En México, la licencia de maternidad garantiza el 100% del salario a través de un subsidio del Instituto Mexicano del Seguro Social (IMSS). Sin embargo, durante este periodo, las trabajadoras pierden aportaciones a sus cuentas individuales de Afore, lo que contribuye a una creciente desigualdad en el ahorro para el retiro entre hombres y mujeres. Este sistema de pensiones, diseñado con cuentas individuales, implica que la calidad del retiro depende del ahorro acumulado y del número de semanas cotizadas, lo que significa que las pausas en la cotización, como las que ocurren durante la maternidad, pueden tener efectos negativos en la jubilación de las trabajadoras que deciden formar una familia.
La situación se agrava por la intermitencia laboral, la mayor informalidad y la menor participación de las mujeres en la economía formal.

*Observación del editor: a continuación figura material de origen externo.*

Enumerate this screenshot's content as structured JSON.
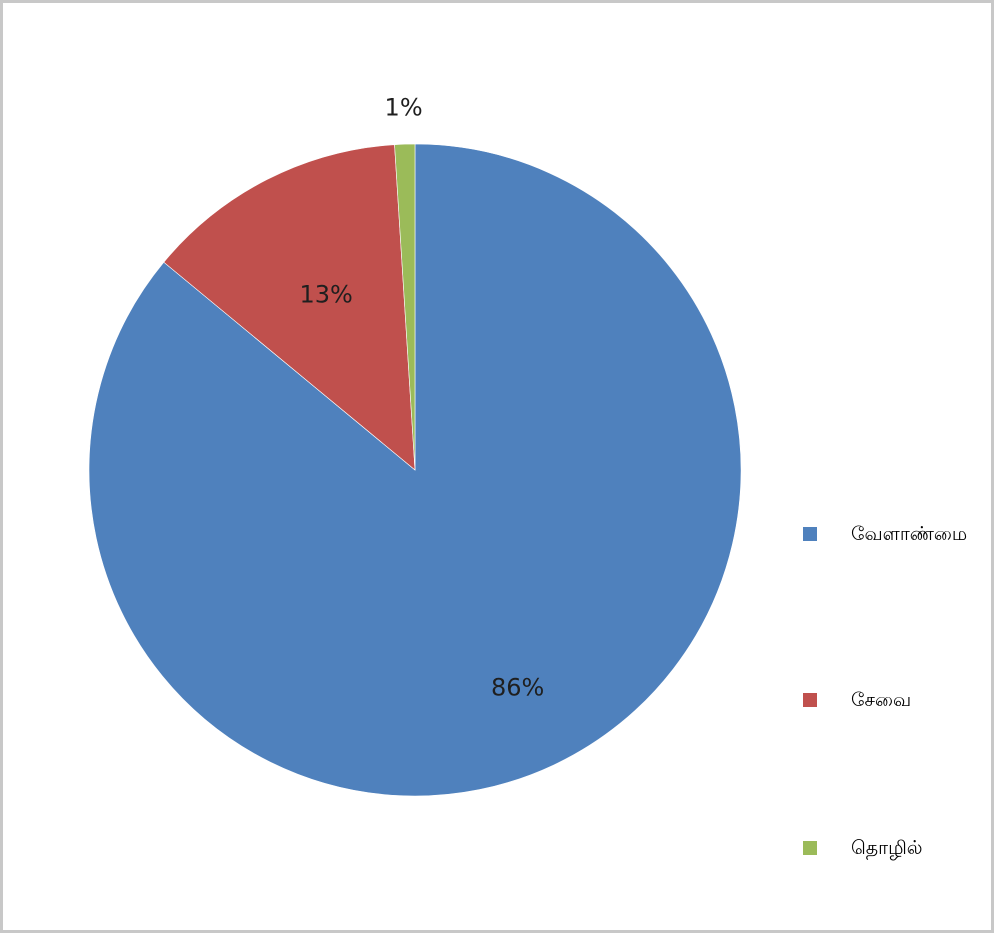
{
  "chart_data": {
    "type": "pie",
    "title": "",
    "categories": [
      "வேளாண்மை",
      "சேவை",
      "தொழில்"
    ],
    "values": [
      86,
      13,
      1
    ],
    "data_labels": [
      "86%",
      "13%",
      "1%"
    ],
    "colors": [
      "#4f81bd",
      "#c0504d",
      "#9bbb59"
    ],
    "legend_position": "right"
  }
}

Según un estudio del Centro de Investigación de la Mujer en la Alta Dirección (CIMAD-IPADE) y Afore SURA, la brecha de participación laboral entre hombres y mujeres se mantiene significativa, afectando directamente el ahorro previsional. La Encuesta Nacional de Inclusión Financiera (ENIF) 2024 revela que, incluso entre quienes tienen actividad remunerada, las mujeres tienen un 10% menos de cuentas para el retiro en comparación con los hombres, lo que resalta la desigualdad estructural en el acceso a la seguridad social.
El director general de Afore SURA, Emilio Beltrán, señala que menos del 30% de las cuentas de Afore son de mujeres, y muchas de ellas experimentan trayectorias laborales intermitentes. Aunque el IMSS cubre el salario completo durante la incapacidad por maternidad, esto no se traduce en aportaciones a la subcuenta de retiro, lo que implica que el saldo de la Afore no crece durante este tiempo. La falta de aportaciones durante la maternidad puede llevar a las mujeres a enfrentar pensiones más bajas o a tener que trabajar más tiempo para alcanzar el mínimo legal de cotización.
La Ley de 1997, que establece un sistema de contribución definida, pone la responsabilidad del monto final de la pensión en las cuentas individuales de los trabajadores. Esto contrasta con la Ley de 1973, donde el Estado asumía el faltante. La aportación patronal, que para 2026 alcanzará el 10.638% del salario, es crucial para el ahorro en las cuentas de Afore. Sin embargo, muchas trabajadoras no reciben depósitos durante su maternidad, lo que limita su capacidad de ahorro. Además, el 58% de las madres trabajadoras se encuentra en la informalidad, lo que agrava la situación y limita sus oportunidades de ahorro.
La economista Fátima Masse destaca que el sistema previsional refleja desigualdades que se construyen mucho antes del retiro. Las mujeres tienden a dejar el mercado laboral cuando aumenta la demanda de cuidados, lo que genera trayectorias laborales interrumpidas. Para abordar esta problemática, se proponen ajustes en la política pública, como reconocer las semanas de maternidad como cotizadas para el ahorro para el retiro. Sin embargo, cualquier modificación requerirá un análisis presupuestal cuidadoso, dado que los subsidios por maternidad ya representan un gasto significativo para el erario público. A medida que más mujeres comiencen a jubilarse bajo este esquema, la brecha de desigualdad podría ampliarse aún más, lo que requerirá atención urgente por parte de los responsables de la política pública.